Everybody wants in on the fun. Japan said in 1996 it hopes someday to land a soil sampler and moonquake measurer on the Moon. Equipment aboard an Institute of Space and Astronautical Science (ISAS) unmanned lander would penetrate the lunar soil.

The Moon rovers

The first lunar rover, a wheeled vehicle on the Moon, was carried to the lunar surface by the USSR's unmanned probe Luna 17 in 1970. Luna 17 landed at Mare Imbrium and sent out the instrumented Lunokhod 1 lunar rover vehicle to get soil samples and analyze density and composition. Lunokhod broadcast TV over its 2.5 mile range and observed stars with an X-ray telescope.
    The next year, in 1971, U.S. Apollo 15 astronauts David Scott and James Irwin landed on the Moon at Hadley Rille. They drove the first manned Moon rover, a four-wheel battery-powered vehicle, 17 miles along the front of Apennine Mountain. They picked up rocks and soil and sunk probes which revealed a hot interior of Moon, maybe radioactive decay.
Apollo 17 astronauts Gene Cernan and Harrison Schmitt, in 1972 during man's sixth and last landing on the Moon, in the Littrow Valley at the foot of the Taurus Mountains, took the longest ride in a Moon car. They drove their lunar rover 21 miles at speeds of up to nine mph. Unfortunately, Cernan snagged a hammer and ripped the fender on the rover. He patched it with plastic Moon maps.

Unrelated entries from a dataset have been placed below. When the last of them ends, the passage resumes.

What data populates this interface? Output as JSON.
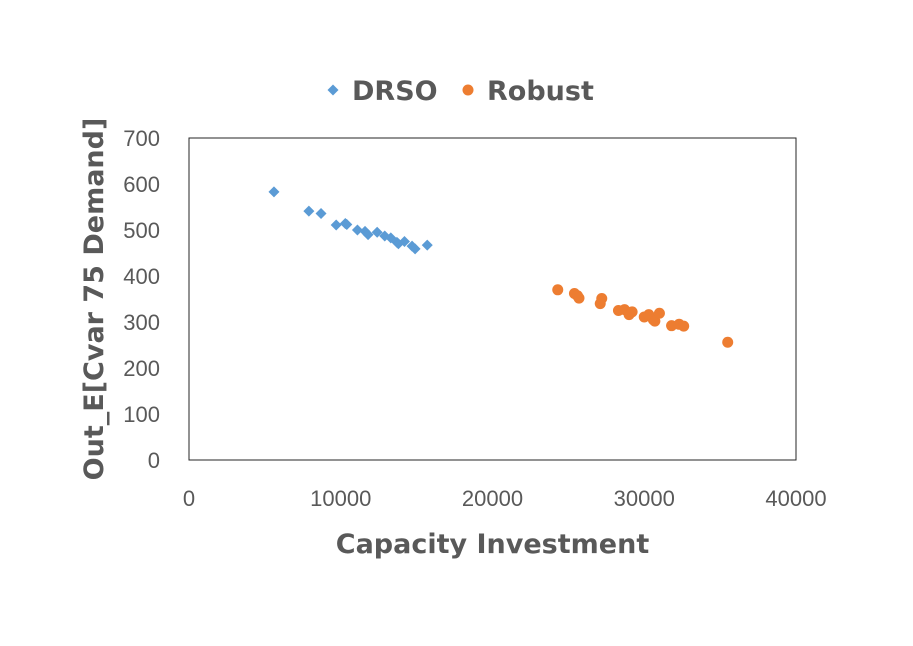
{
  "chart_data": {
    "type": "scatter",
    "title": "",
    "xlabel": "Capacity Investment",
    "ylabel": "Out_E[Cvar 75 Demand]",
    "xlim": [
      0,
      40000
    ],
    "ylim": [
      0,
      700
    ],
    "xticks": [
      0,
      10000,
      20000,
      30000,
      40000
    ],
    "yticks": [
      0,
      100,
      200,
      300,
      400,
      500,
      600,
      700
    ],
    "grid": false,
    "legend_position": "top",
    "series": [
      {
        "name": "DRSO",
        "marker": "diamond",
        "color": "#5B9BD5",
        "points": [
          [
            5600,
            583
          ],
          [
            7900,
            541
          ],
          [
            8700,
            536
          ],
          [
            9700,
            511
          ],
          [
            10300,
            514
          ],
          [
            10400,
            512
          ],
          [
            11100,
            500
          ],
          [
            11600,
            497
          ],
          [
            11800,
            490
          ],
          [
            12400,
            495
          ],
          [
            12900,
            487
          ],
          [
            13300,
            483
          ],
          [
            13700,
            473
          ],
          [
            13800,
            470
          ],
          [
            14200,
            475
          ],
          [
            14700,
            465
          ],
          [
            14900,
            459
          ],
          [
            15700,
            467
          ]
        ]
      },
      {
        "name": "Robust",
        "marker": "circle",
        "color": "#ED7D31",
        "points": [
          [
            24300,
            370
          ],
          [
            25400,
            362
          ],
          [
            25600,
            357
          ],
          [
            25700,
            352
          ],
          [
            27100,
            340
          ],
          [
            27200,
            351
          ],
          [
            28300,
            325
          ],
          [
            28700,
            327
          ],
          [
            29000,
            316
          ],
          [
            29200,
            322
          ],
          [
            30000,
            311
          ],
          [
            30300,
            316
          ],
          [
            30600,
            305
          ],
          [
            30700,
            302
          ],
          [
            31000,
            319
          ],
          [
            31800,
            292
          ],
          [
            32300,
            295
          ],
          [
            32600,
            291
          ],
          [
            35500,
            256
          ]
        ]
      }
    ]
  }
}
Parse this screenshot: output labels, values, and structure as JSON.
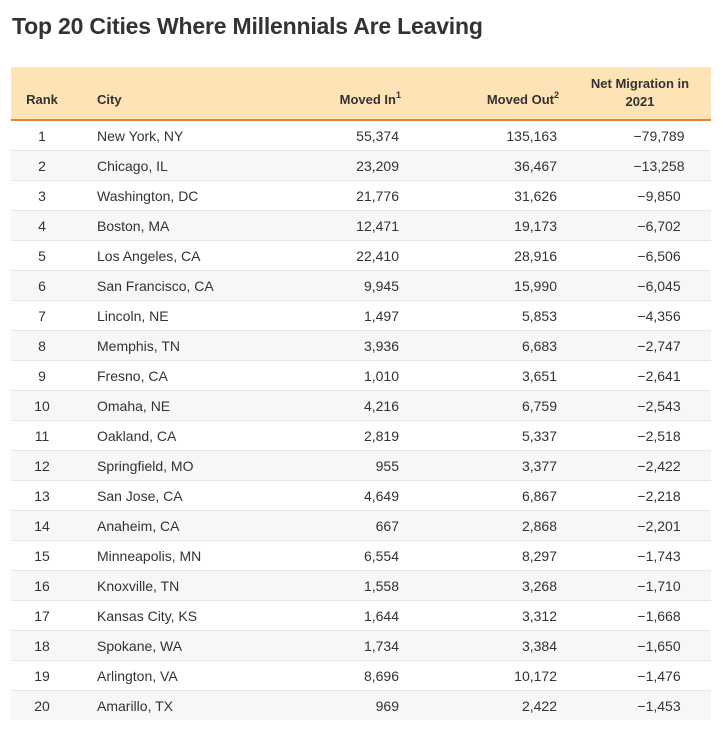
{
  "title": "Top 20 Cities Where Millennials Are Leaving",
  "colors": {
    "header_background": "#fde3b5",
    "header_border": "#e8842f",
    "stripe": "#f7f7f7"
  },
  "chart_data": {
    "type": "table",
    "title": "Top 20 Cities Where Millennials Are Leaving",
    "columns": [
      "Rank",
      "City",
      "Moved In",
      "Moved Out",
      "Net Migration in 2021"
    ],
    "header": {
      "rank": "Rank",
      "city": "City",
      "moved_in": "Moved In",
      "moved_in_note": "1",
      "moved_out": "Moved Out",
      "moved_out_note": "2",
      "net_line1": "Net Migration in",
      "net_line2": "2021"
    },
    "rows": [
      {
        "rank": "1",
        "city": "New York, NY",
        "moved_in": "55,374",
        "moved_out": "135,163",
        "net": "−79,789"
      },
      {
        "rank": "2",
        "city": "Chicago, IL",
        "moved_in": "23,209",
        "moved_out": "36,467",
        "net": "−13,258"
      },
      {
        "rank": "3",
        "city": "Washington, DC",
        "moved_in": "21,776",
        "moved_out": "31,626",
        "net": "−9,850"
      },
      {
        "rank": "4",
        "city": "Boston, MA",
        "moved_in": "12,471",
        "moved_out": "19,173",
        "net": "−6,702"
      },
      {
        "rank": "5",
        "city": "Los Angeles, CA",
        "moved_in": "22,410",
        "moved_out": "28,916",
        "net": "−6,506"
      },
      {
        "rank": "6",
        "city": "San Francisco, CA",
        "moved_in": "9,945",
        "moved_out": "15,990",
        "net": "−6,045"
      },
      {
        "rank": "7",
        "city": "Lincoln, NE",
        "moved_in": "1,497",
        "moved_out": "5,853",
        "net": "−4,356"
      },
      {
        "rank": "8",
        "city": "Memphis, TN",
        "moved_in": "3,936",
        "moved_out": "6,683",
        "net": "−2,747"
      },
      {
        "rank": "9",
        "city": "Fresno, CA",
        "moved_in": "1,010",
        "moved_out": "3,651",
        "net": "−2,641"
      },
      {
        "rank": "10",
        "city": "Omaha, NE",
        "moved_in": "4,216",
        "moved_out": "6,759",
        "net": "−2,543"
      },
      {
        "rank": "11",
        "city": "Oakland, CA",
        "moved_in": "2,819",
        "moved_out": "5,337",
        "net": "−2,518"
      },
      {
        "rank": "12",
        "city": "Springfield, MO",
        "moved_in": "955",
        "moved_out": "3,377",
        "net": "−2,422"
      },
      {
        "rank": "13",
        "city": "San Jose, CA",
        "moved_in": "4,649",
        "moved_out": "6,867",
        "net": "−2,218"
      },
      {
        "rank": "14",
        "city": "Anaheim, CA",
        "moved_in": "667",
        "moved_out": "2,868",
        "net": "−2,201"
      },
      {
        "rank": "15",
        "city": "Minneapolis, MN",
        "moved_in": "6,554",
        "moved_out": "8,297",
        "net": "−1,743"
      },
      {
        "rank": "16",
        "city": "Knoxville, TN",
        "moved_in": "1,558",
        "moved_out": "3,268",
        "net": "−1,710"
      },
      {
        "rank": "17",
        "city": "Kansas City, KS",
        "moved_in": "1,644",
        "moved_out": "3,312",
        "net": "−1,668"
      },
      {
        "rank": "18",
        "city": "Spokane, WA",
        "moved_in": "1,734",
        "moved_out": "3,384",
        "net": "−1,650"
      },
      {
        "rank": "19",
        "city": "Arlington, VA",
        "moved_in": "8,696",
        "moved_out": "10,172",
        "net": "−1,476"
      },
      {
        "rank": "20",
        "city": "Amarillo, TX",
        "moved_in": "969",
        "moved_out": "2,422",
        "net": "−1,453"
      }
    ]
  }
}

He also dented the rover's tires driving over rocks.

Blowing down the flag

As Apollo 11 astronauts Neil Armstrong and Buzz Aldrin blasted off in their lunar excursion module (LEM) from the Moon's surface on July 21, 1969, on a return trip up to the command service module Columbia in lunar orbit, their exhaust blast toppled the American flag they had planted in the lunar soil into the dirt.

The last man on the Moon

Apollo 17 astronaut Gene Cernan was the last man on the Moon. He left a plaque which read, "Here Man completed his first exploration of the Moon December 1972 A.D. May the spirit of peace in which we came be reflected in the lives of all mankind."

Taking a walk on the way home

In 1971, U.S. Apollo 15 astronaut Alfred M. Worden took the first-ever deep-space spacewalk on the way home from the fourth manned Moon landing. At 197,000 miles from Earth, he stepped outside Apollo 15 for 16 minutes to retrieve two film cassettes with pictures he had made of the Moon from lunar orbit while David Scott and James Irwin had been walking on the Moon.

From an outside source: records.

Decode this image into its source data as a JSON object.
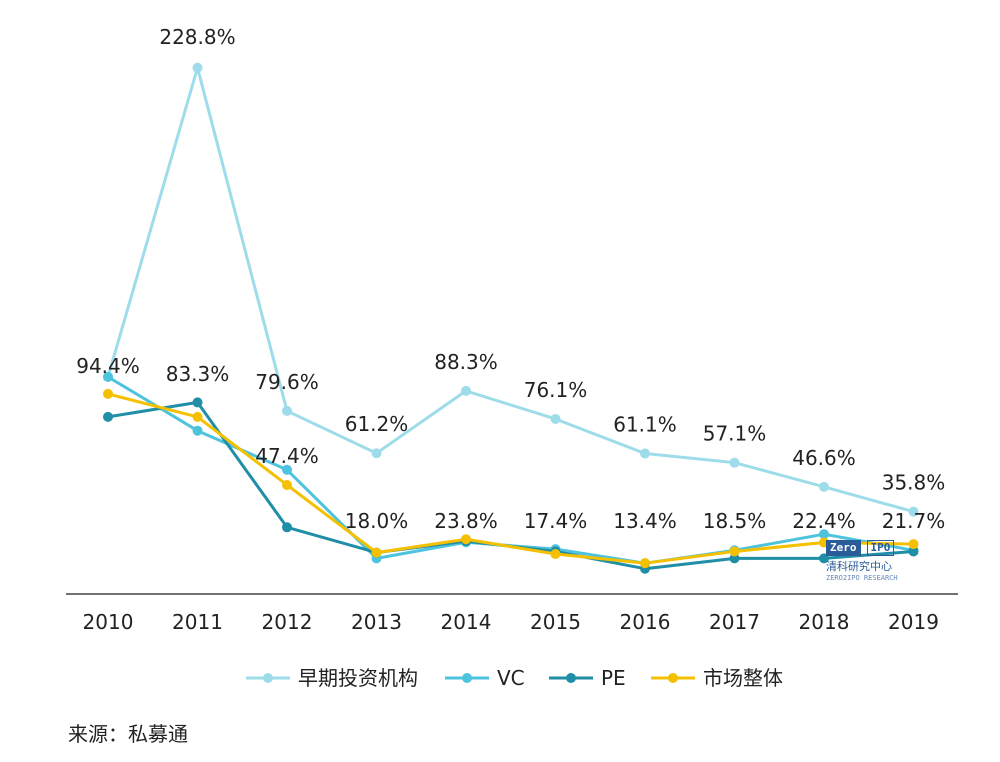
{
  "chart_data": {
    "type": "line",
    "x": [
      "2010",
      "2011",
      "2012",
      "2013",
      "2014",
      "2015",
      "2016",
      "2017",
      "2018",
      "2019"
    ],
    "ylim": [
      0,
      240
    ],
    "grid": false,
    "legend_position": "bottom",
    "data_labels": [
      "94.4%",
      "83.3%",
      "79.6%",
      "61.2%",
      "88.3%",
      "76.1%",
      "61.1%",
      "57.1%",
      "46.6%",
      "35.8%"
    ],
    "data_labels_2": [
      "",
      "",
      "47.4%",
      "18.0%",
      "23.8%",
      "17.4%",
      "13.4%",
      "18.5%",
      "22.4%",
      "21.7%"
    ],
    "top_label": "228.8%",
    "series": [
      {
        "name": "早期投资机构",
        "color": "#9fdcea",
        "values": [
          94.4,
          228.8,
          79.6,
          61.2,
          88.3,
          76.1,
          61.1,
          57.1,
          46.6,
          35.8
        ]
      },
      {
        "name": "VC",
        "color": "#4ec3dd",
        "values": [
          94.4,
          71.0,
          54.0,
          15.5,
          22.5,
          19.5,
          13.4,
          19.0,
          26.0,
          19.0
        ]
      },
      {
        "name": "PE",
        "color": "#1f8ea6",
        "values": [
          77.0,
          83.3,
          29.0,
          18.0,
          23.0,
          18.5,
          11.0,
          15.5,
          15.5,
          18.5
        ]
      },
      {
        "name": "市场整体",
        "color": "#f4c000",
        "values": [
          87.0,
          77.0,
          47.4,
          18.0,
          23.8,
          17.4,
          13.4,
          18.5,
          22.4,
          21.7
        ]
      }
    ]
  },
  "source_text": "来源：私募通",
  "watermark": {
    "box1": "Zero",
    "box2": "IPO",
    "text": "清科研究中心",
    "sub": "ZERO2IPO RESEARCH"
  }
}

Naming Moon craters and asteroids

Astronomers named 25 craters on the Moon for space pioneers. Such memorials usually commemorate dead persons, but the International Astronomical Union paid tribute to a dozen U.S. and USSR space pioneers in 1970. Most of the craters named after American space fliers are in and around the 280-mi.-wide Apollo crater on the far side of the Moon. Most craters honoring cosmonauts also are on the far side, in and around the 233-mi.-wide lava basin known as Mare Moscoviense.